つまり、適法か違法か、で物事を考えがちです。
勿論、私達社労士は、会社が国から是正勧告を受けないように指導し、それに加え、労使間のトラブルを未然に防ぐ為に「こうすれば大丈夫でしょう。」「こうしてはダメ。リスクがあり過ぎる。」というアドバイスをするのが仕事ですから、こういった発想になるのは当然です。

その為、例えば『高年齢者雇用安定法は、私法上の効力を有しない』 ⇒高安法で65歳までの雇用を義務化していながら、『定年後の継続雇用制度を導入していない60歳定年会社で、定年を理由として60歳で退職させたとしても、それが直ちに無効になるわけではない。』
こう聞くと「???」となるワケです。
だって、法律があるじゃーん!?と。
判例では、「社会政策誘導ないし政策実現型立法として、公法的性格を有している。」としつつも、「労基法第13条のような私法的効力を認める旨の明文規定も補充的効力に関する規定も存しない。
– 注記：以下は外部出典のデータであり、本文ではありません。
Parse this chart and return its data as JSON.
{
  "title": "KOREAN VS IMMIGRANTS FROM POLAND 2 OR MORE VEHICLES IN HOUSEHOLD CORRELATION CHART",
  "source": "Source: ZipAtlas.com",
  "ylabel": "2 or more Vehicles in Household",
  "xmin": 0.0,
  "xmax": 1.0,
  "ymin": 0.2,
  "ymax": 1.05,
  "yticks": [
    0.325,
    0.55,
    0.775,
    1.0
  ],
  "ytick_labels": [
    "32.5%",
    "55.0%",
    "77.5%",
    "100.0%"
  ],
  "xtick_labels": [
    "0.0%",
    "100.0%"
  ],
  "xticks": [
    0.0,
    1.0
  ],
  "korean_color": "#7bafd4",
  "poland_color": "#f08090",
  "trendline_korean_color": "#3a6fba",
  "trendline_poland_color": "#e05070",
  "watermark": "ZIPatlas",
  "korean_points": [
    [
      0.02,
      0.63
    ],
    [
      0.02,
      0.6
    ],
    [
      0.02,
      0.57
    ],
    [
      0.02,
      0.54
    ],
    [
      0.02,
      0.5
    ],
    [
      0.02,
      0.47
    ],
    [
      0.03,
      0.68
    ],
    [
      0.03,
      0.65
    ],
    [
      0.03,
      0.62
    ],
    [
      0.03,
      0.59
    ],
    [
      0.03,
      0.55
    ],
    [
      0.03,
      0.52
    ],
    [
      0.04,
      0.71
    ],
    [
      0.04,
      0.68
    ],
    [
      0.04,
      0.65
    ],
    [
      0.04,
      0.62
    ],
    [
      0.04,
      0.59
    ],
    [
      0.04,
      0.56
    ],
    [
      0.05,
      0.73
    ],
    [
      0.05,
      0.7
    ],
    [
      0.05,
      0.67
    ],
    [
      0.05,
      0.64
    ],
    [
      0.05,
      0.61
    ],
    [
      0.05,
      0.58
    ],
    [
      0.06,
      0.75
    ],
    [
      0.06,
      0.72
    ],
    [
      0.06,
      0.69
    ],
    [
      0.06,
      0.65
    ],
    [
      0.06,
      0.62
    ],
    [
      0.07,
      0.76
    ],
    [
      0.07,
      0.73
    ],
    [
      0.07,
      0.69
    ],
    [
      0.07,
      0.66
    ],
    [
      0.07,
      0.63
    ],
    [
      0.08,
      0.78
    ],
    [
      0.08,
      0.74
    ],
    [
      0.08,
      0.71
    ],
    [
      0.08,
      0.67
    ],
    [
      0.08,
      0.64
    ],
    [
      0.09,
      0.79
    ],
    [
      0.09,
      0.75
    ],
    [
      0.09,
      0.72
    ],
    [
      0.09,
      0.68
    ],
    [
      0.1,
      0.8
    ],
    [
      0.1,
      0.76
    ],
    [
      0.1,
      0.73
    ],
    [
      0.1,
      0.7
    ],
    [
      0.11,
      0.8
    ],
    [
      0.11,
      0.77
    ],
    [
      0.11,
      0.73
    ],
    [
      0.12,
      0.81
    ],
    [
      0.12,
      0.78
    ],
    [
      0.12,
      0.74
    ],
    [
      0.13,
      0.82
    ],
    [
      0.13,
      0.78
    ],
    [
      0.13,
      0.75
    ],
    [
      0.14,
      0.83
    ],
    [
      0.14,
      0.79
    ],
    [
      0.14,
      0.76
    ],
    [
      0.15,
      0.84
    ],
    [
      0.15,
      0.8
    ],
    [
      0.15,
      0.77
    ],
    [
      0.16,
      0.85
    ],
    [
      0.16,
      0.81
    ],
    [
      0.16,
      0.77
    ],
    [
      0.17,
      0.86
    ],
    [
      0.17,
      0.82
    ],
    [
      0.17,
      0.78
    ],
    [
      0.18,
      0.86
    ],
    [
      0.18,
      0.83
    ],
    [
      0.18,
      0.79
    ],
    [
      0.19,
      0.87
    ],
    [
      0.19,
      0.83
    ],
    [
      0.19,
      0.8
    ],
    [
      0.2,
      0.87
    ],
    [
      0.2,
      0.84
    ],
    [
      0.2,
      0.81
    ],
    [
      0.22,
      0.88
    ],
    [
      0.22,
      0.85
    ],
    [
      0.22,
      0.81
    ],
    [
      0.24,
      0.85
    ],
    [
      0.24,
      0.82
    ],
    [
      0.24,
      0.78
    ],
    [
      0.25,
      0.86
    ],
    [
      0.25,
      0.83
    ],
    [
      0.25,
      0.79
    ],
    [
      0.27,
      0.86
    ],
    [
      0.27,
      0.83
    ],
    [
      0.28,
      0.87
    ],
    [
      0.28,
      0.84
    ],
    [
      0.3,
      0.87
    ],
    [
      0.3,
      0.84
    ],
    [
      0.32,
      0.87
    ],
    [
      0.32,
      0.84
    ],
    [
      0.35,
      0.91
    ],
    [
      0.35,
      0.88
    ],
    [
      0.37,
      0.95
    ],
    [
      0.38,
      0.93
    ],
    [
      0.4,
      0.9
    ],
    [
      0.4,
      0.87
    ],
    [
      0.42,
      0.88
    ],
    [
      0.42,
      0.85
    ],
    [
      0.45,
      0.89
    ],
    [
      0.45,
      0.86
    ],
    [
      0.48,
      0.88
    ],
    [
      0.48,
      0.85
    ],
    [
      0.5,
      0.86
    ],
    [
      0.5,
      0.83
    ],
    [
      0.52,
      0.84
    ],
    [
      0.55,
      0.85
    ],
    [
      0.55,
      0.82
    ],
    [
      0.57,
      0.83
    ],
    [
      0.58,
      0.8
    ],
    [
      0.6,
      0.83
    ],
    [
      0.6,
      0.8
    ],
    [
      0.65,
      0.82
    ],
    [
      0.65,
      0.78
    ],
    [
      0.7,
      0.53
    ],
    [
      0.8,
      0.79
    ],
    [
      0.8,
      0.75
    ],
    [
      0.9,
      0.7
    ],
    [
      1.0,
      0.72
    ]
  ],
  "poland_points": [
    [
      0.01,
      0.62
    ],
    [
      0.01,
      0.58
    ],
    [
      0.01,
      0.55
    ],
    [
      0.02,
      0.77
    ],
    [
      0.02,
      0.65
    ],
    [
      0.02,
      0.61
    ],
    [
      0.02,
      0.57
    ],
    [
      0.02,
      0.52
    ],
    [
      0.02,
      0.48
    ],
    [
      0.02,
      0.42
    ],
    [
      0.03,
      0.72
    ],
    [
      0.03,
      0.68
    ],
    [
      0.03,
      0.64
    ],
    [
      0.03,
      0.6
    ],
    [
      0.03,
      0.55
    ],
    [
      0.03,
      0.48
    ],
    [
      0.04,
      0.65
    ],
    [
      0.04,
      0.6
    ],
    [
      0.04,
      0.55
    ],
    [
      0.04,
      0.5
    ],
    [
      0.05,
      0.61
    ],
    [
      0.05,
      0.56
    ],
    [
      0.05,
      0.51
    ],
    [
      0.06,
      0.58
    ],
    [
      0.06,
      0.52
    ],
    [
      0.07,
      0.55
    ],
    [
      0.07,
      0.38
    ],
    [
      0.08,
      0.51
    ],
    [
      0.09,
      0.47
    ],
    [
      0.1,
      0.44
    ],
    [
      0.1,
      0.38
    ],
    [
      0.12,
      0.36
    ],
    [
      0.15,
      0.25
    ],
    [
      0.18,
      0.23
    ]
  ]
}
」とされています。

他にも、「労働者安全衛生法」も公法のみの性格で、安衛法の規定があるからと言って、例えば「労働者は私法上、健康診断を求めることはできない」とのこと。
但し、「直接的にできない」と言う事であり、就業規則に規定があれば労働契約の一部なので可能ですし、強行規定を怠ったことで安全配慮義務違反などで間接的に民事的効果へ影響する、という事になるそうです。
なるほどーー。
まーそもそも、監督署への申告や通報をすれば、会社は強制指導受けますよね。(だから私達は「ちゃんと健康診断して下さい」となるワケです。)

「法律」と聞くと「絶対」と捉えがちなのは社労士イズムなのでしょう。
弁護士さんは「法律構成」というか「その法の趣旨」を捉え、「何がどう判断されるか。何を根拠に何を主張できるか。」を考える事が当たり前なんでしょうね。土壌が違うワケです。

正直、「どうして弁護士さんは、法があるのに権利義務の主張ばかりするんだろう。」と思っていましたが、弁護士さんからすれば「これは対行政ではなく、私人間の争いだぞ!」と思われるんでしょうね。

あるベテラン社労士さんが「社労士は法律家じゃないんだから~」と言っていました
いえいえ、社労士は多くの法律の下で働いています。その法の性質を読み解ける力も必要なのだと思います。